NASA Astronaut Christina Koch. Source: People.

On April 1, an NC State alumna became the first woman to travel beyond the Moon. Christina Koch, 47, grew up partly in Jacksonville, North Carolina, attended the NC School of Science and Math (NCSSM), and earned undergraduate degrees in physics and electrical engineering at NC State before pursuing a master's in electrical engineering. She did not arrive at NASA by accident. Her former undergraduate advisor, Dr. Stephen Reynolds, described her drive as unmistakable from the start — a student with a 4.0 average for whom, he said, the GPA “was the least interesting thing about her.” Her former physics professor, Dr. John Blondin, said, “She's just fearless and willing to take on any challenge.” Koch is now aboard the Artemis II mission alongside NASA astronauts Reid Wiseman and Victor Glover, and Canadian astronaut Jeremy Hansen, the first crewed mission beyond low Earth orbit since Apollo 17 in 1972. 

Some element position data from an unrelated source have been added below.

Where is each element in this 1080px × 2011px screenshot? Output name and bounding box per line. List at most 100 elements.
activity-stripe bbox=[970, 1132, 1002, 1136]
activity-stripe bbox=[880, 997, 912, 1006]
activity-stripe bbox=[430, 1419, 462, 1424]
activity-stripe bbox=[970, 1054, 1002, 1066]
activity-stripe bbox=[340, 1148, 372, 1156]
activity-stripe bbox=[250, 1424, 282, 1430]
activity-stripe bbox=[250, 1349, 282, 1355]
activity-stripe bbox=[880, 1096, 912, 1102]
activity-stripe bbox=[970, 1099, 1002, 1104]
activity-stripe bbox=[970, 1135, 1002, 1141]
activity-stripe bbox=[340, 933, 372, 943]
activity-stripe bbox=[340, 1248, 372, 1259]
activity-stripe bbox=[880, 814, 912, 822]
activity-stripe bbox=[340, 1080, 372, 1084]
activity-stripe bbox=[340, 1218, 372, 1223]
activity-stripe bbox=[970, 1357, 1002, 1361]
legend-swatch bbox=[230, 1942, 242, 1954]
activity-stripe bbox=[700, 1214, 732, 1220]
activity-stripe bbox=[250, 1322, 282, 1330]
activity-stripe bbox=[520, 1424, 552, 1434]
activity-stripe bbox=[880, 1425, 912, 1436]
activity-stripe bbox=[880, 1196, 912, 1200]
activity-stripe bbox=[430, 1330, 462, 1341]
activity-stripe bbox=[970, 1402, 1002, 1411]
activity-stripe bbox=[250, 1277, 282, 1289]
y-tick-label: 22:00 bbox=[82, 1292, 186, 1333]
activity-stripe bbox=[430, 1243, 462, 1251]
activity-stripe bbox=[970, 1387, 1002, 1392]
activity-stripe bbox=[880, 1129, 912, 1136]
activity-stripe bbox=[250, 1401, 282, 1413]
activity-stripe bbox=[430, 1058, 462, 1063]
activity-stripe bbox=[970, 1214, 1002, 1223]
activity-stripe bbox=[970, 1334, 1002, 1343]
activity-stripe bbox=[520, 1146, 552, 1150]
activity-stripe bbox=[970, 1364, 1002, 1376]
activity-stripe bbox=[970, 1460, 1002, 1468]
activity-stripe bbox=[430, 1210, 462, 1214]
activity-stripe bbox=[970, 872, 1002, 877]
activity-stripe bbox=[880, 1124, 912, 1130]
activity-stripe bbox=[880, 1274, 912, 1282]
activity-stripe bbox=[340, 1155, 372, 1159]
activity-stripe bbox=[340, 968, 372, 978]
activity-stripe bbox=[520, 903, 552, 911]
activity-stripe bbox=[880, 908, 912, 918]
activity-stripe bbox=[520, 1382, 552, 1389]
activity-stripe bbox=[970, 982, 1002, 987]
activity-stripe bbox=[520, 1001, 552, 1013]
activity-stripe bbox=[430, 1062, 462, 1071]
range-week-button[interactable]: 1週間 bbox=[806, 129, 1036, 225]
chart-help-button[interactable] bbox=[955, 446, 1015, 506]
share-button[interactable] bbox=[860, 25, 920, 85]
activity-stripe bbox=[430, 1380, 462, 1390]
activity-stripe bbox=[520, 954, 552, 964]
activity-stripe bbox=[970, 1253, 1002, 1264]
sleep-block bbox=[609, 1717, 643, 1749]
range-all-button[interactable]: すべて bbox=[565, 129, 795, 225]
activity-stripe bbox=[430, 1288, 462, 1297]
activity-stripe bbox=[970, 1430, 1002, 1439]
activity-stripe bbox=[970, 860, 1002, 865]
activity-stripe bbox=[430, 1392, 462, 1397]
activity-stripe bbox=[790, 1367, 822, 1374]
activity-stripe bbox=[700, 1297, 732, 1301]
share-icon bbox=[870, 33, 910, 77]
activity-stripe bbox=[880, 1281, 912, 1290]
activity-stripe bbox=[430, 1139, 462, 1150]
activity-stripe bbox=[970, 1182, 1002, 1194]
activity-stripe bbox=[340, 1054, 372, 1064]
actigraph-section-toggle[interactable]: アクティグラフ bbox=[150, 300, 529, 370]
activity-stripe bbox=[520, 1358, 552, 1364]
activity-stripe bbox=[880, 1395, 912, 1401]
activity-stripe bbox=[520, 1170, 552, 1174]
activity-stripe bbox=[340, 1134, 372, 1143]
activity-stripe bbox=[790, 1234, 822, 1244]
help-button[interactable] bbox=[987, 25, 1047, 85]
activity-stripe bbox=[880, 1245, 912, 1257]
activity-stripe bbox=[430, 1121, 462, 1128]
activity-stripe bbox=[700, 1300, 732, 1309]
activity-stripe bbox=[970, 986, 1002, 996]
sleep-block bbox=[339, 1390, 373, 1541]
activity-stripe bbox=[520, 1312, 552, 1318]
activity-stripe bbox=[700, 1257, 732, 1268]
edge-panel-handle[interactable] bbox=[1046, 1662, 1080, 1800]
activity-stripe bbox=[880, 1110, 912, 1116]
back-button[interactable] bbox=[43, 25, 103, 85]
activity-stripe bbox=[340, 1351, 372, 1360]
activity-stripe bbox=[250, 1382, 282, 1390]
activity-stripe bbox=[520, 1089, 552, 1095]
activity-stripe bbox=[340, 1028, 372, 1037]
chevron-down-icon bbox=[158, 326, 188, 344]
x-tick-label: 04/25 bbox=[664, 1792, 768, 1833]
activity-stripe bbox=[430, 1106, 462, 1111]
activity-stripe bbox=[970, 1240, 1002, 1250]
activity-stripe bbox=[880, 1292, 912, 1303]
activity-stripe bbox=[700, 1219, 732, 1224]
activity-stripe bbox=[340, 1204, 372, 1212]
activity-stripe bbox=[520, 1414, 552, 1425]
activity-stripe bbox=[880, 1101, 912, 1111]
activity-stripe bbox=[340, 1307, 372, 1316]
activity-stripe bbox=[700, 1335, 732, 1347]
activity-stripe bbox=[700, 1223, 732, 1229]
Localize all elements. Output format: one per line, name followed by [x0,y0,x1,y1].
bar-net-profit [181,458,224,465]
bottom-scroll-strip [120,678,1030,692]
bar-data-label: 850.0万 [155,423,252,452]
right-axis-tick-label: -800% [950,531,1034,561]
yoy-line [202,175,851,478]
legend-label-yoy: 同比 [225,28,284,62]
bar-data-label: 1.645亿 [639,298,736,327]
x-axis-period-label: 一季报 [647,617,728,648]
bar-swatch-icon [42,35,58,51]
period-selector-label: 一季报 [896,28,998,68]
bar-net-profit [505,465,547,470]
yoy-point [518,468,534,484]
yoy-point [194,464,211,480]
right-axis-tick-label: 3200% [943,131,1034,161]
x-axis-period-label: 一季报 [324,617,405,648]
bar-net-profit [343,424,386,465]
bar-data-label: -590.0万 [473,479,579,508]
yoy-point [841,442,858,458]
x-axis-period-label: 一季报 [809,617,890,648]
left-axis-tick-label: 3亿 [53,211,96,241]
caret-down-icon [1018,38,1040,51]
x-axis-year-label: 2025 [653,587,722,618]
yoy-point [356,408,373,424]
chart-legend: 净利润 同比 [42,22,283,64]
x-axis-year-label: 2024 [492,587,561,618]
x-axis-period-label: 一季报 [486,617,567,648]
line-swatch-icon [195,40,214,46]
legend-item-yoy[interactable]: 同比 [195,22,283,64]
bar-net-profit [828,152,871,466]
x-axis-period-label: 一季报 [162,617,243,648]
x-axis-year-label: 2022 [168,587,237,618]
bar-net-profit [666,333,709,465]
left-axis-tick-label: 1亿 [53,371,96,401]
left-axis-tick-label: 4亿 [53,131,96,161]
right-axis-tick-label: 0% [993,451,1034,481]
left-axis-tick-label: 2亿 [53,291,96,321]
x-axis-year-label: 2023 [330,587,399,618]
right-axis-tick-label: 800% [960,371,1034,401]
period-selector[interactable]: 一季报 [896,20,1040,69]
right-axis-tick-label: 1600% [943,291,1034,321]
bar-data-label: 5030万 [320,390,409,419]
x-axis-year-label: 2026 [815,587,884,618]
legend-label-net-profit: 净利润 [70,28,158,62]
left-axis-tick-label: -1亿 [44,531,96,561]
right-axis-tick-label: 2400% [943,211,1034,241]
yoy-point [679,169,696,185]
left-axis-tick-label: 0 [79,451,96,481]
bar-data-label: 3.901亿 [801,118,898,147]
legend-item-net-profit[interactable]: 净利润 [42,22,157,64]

The crew broke Apollo 13's record for the furthest distance humans have ever traveled from Earth, surpassing 248,655 miles. The mission returned to Earth this week, completing a ten-day journey that no crew has attempted in over half a century. For North Carolina, Koch's achievement is more than a feel-good story. It is a reminder of what public investment in science education and research infrastructure can produce, and a prompt to ask whether that infrastructure is being protected. The state's connection to this mission runs deeper than one alumnus. The Pisgah Astronomical Research Institute in Transylvania County (PARI) is one of 34 organizations worldwide selected by NASA to help track the Orion spacecraft during the mission, using two 85-foot radio telescopes originally built by NASA in 1961. PARI hosts summer camps, public stargazing nights, and school field trips under some of the darkest skies in the state, which makes it precisely the kind of grassroots science pipeline that produces the next Christina Koch. The institute is a quiet but concrete example of how federal space investment reaches into communities far from Cape Canaveral. That pipeline, however, depends on sustained federal commitment. 

The Artemis program itself has not been immune to cuts: the Lunar Gateway space station program was canceled in March 2026, removing a major component of the long-term lunar architecture and narrowing the scope of future missions. Broader federal research funding pressures have put university science departments across the country on alert. North Carolina's research universities, NC State, UNC, and Duke, are deeply embedded in the federal grant ecosystem that funds the foundational science feeding programs like Artemis. A sustained retreat from that investment would not just affect future missions. It would affect the students sitting in Riddick Hall today, taking the same classes Christina Koch once took.

Dr. Reynolds said, “All they have to do is mention that she's a product of this. The same classes, the same instructors, the same programs they're going through now.” That continuity from a physics classroom in Raleigh to the far side of the Moon is not a coincidence. It is the result of decades of deliberate investment in public science education and federal research infrastructure. Whether the next generation of North Carolina students inherits the same opportunities may depend less on their ambition and more on decisions being made in Washington right now, far closer to home than the Moon.